When defensive lineman Tim Jamison left a January meeting with Michigan coach Rich Rodriguez, he ran into a familiar face in the hallway.


“Coach Shaf, what are you doing here,” Jamison said.

Michigan defensive coordinator Scott Shafer, who had recruited Jamison to play at Northern Illinois, was walking into a job interview with Rodriguez.

Though Jamison wondered what Shafer was doing in Ann Arbor, Shafer’s arrival shouldn’t have surprised anyone. His development as a football coach has followed a Michigan pipeline, despite a direct connection to the Wolverines.

The Huskies’ head coach during Shafer’s tenure there, Joe Novak, had played for Bo Schembechler at Miami (Ohio). Novak and Shafer turned a Northern Illinois team that went 3-37 in its first three years into a top-10 team five years later.

Novak posted the phrase “Those who stay will be champions” on the wall of the Huskies’ locker room.

The phrase is synonymous with Michigan football, but those words were familiar to Shafer long before he arrived in Ann Arbor.

Even before he could put on pads, Shafer knew what Schembechler’s mantra demanded. Shafer’s dad coached high school football with Novak in northeast Ohio.

Shafer credits his father and Novak for giving him the foundation of a career in coaching.

After playing quarterback at Baldwin-Wallace, Shafer tried to break into coaching. With a recommendation from Novak, Shafer began as a graduate assistant on Bill Mallory’s staff at Indiana in 1991.

Mallory worked with Schembechler at Ohio State and took over at Miami (Ohio) in 1969, when Schembechler left for Michigan.

Even in his first meeting with Shafer, Mallory noticed the character traits that have made Shafer successful.

“Not only the knowledge of the game, but I knew that he would relate well to the players,” said Mallory, whose 69 wins are the most for a coach in Indiana history. “Just a great example for (the players), being a role model, great teacher of the game, just possesses a lot of what you want to see in a coach.

“I expected him to excel.”

Mallory knows what it takes to be a successful coach. He played for Ara Parseghian and John Pont and coached with Woody Hayes, Carm Cozza, Doyt Perry and Schembechler.

Shafer’s experience at Indiana opened the door to other coaching opportunities for Shafer. In 1993, he coached defensive backs at Rhode Island and took the same position with Northern Illinois three years later.

Shafer spent the next eight years with Novak, who took many ideas from Schembechler.

“I know there’s a lot of times I hear Bo Schembechler coming out of my mouth when I talk, and that’s not a bad thing,” Novak said.

In 2000, Shafer was promoted to Northern Illinois’s defensive coordinator. Shafer run a 4-3 base formation but doesn’t allow strategy to define his defense.

“The scheme is overrated,” Shafer said. “What’s not overrated is getting your kids to play with great effort, great attitude and great enthusiasm.”

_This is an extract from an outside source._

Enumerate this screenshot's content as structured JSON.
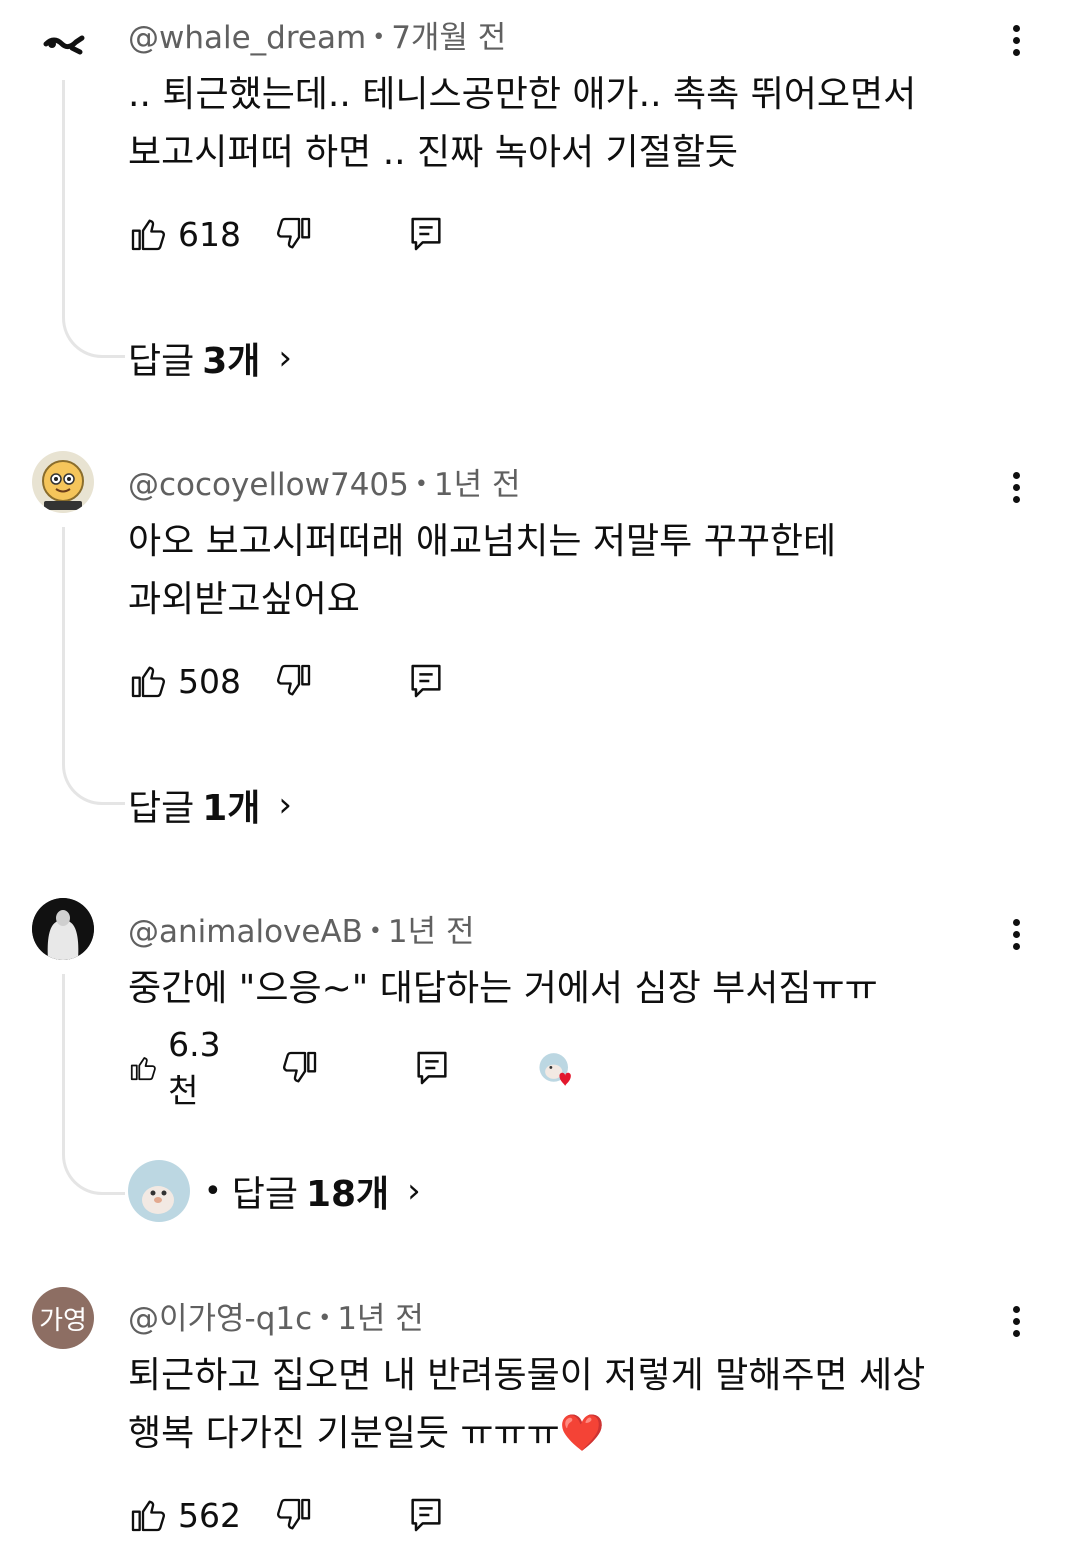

The Huskies’ reflected this mentality in signature wins over Alabama, Maryland and Iowa State in 2003, allowing Shafer to move up the coaching ladder.

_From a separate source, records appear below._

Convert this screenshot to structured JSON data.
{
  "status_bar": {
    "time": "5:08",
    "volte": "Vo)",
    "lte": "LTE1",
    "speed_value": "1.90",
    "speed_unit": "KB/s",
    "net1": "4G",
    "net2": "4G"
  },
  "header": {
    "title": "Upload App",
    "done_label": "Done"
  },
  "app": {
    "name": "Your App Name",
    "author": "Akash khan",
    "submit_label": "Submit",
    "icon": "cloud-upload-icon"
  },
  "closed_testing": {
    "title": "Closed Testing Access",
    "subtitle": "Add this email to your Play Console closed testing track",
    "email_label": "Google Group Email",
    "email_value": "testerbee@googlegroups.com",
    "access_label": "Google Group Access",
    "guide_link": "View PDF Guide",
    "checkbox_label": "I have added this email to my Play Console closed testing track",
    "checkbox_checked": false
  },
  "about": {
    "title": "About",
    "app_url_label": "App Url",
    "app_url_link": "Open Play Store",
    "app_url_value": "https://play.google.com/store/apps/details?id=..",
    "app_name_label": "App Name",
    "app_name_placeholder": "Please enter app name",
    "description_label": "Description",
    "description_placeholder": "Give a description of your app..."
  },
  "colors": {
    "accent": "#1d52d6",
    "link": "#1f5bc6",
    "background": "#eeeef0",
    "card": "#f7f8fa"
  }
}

In 2004, he coached the secondary at Illinois before taking the defensive coordinator position at Western Michigan. In his two years in Kalamazoo, he coached with one of his best friends, former Wolverine Steve Morrison, and helped turn around the Broncos, from 1-11 his first season to 8-5 in his second year. His defense led the nation in interceptions and sacks.

That performance caught the attention of another Michigan alum, Stanford coach Jim Harbaugh.

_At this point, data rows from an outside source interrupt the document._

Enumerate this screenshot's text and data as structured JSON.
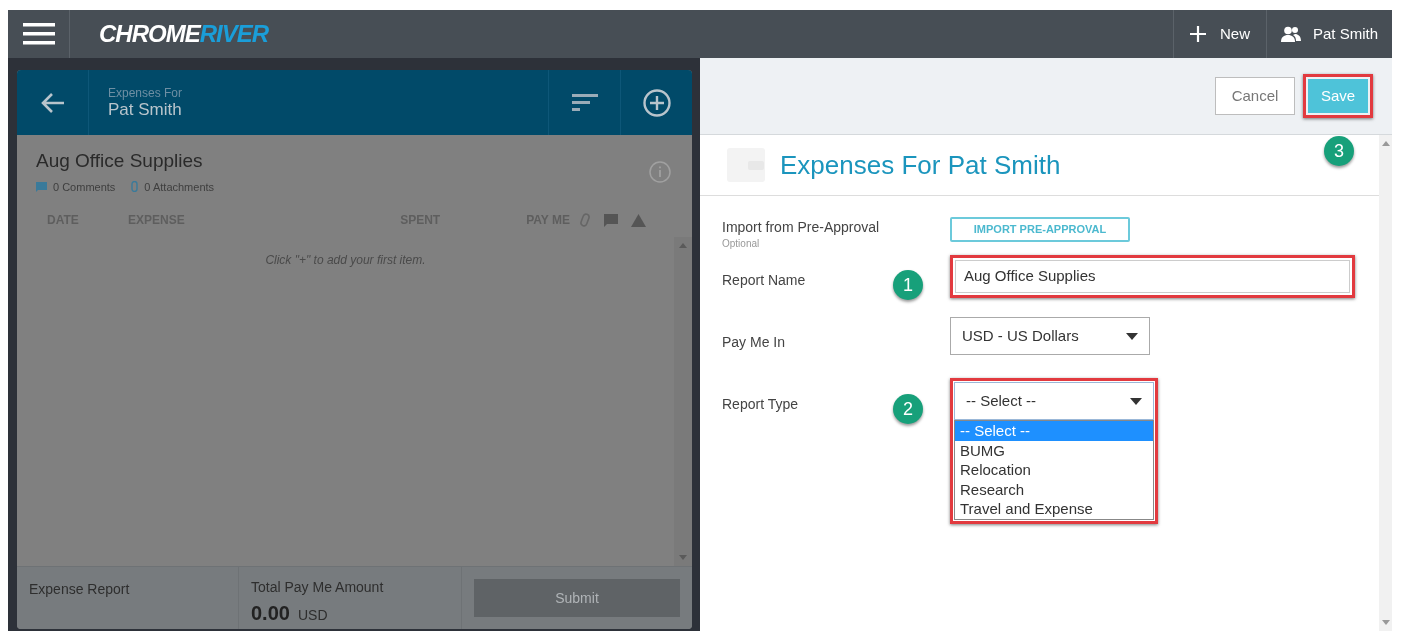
{
  "top_bar": {
    "logo": [
      "CHROME",
      "RIVER"
    ],
    "new_button": "New",
    "user": "Pat Smith"
  },
  "report_panel": {
    "header": {
      "caption": "Expenses For",
      "name": "Pat Smith"
    },
    "report": {
      "title": "Aug Office Supplies",
      "comments": "0 Comments",
      "attachments": "0 Attachments"
    },
    "columns": [
      "DATE",
      "EXPENSE",
      "SPENT",
      "PAY ME"
    ],
    "empty_message": "Click \"+\" to add your first item.",
    "footer": {
      "type_label": "Expense Report",
      "total_label": "Total Pay Me Amount",
      "total_value": "0.00",
      "currency": "USD",
      "submit": {
        "label": "Submit",
        "disabled": true
      }
    }
  },
  "form_panel": {
    "cancel": "Cancel",
    "save": "Save",
    "title": "Expenses For Pat Smith",
    "fields": [
      {
        "kind": "button",
        "label": "Import from Pre-Approval",
        "hint": "Optional",
        "button": "IMPORT PRE-APPROVAL"
      },
      {
        "kind": "text",
        "label": "Report Name",
        "value": "Aug Office Supplies",
        "step": "1"
      },
      {
        "kind": "select",
        "label": "Pay Me In",
        "value": "USD - US Dollars"
      },
      {
        "kind": "select",
        "label": "Report Type",
        "value": "-- Select --",
        "step": "2",
        "expanded": true,
        "options": [
          {
            "label": "-- Select --",
            "selected": true
          },
          {
            "label": "BUMG",
            "selected": false
          },
          {
            "label": "Relocation",
            "selected": false
          },
          {
            "label": "Research",
            "selected": false
          },
          {
            "label": "Travel and Expense",
            "selected": false
          }
        ]
      }
    ],
    "save_step": "3"
  }
}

In one season with the Cardinal, Shafer’s defense improved in every statistical category and helped Stanford upset then-No. 1 Southern California.

Despite the apparent rift that arose between Harbaugh and Michigan last year, Shafer says Harbaugh still speaks very highly of his alma mater.

“He understood why I would be attracted to Michigan — for the same reason he was attracted to Michigan,” Shafer said. “He was happy myself and my family would get a chance to experience some of the things he did in his years at Michigan.”

Just minutes after Shafer told his 13-year-old son, Wolfgang, about his new job at Michigan, Wolfgang called back and sang his dad “The Victors.”

Wolfgang was quick to embrace the Michigan program, one Shafer has embraced his whole life.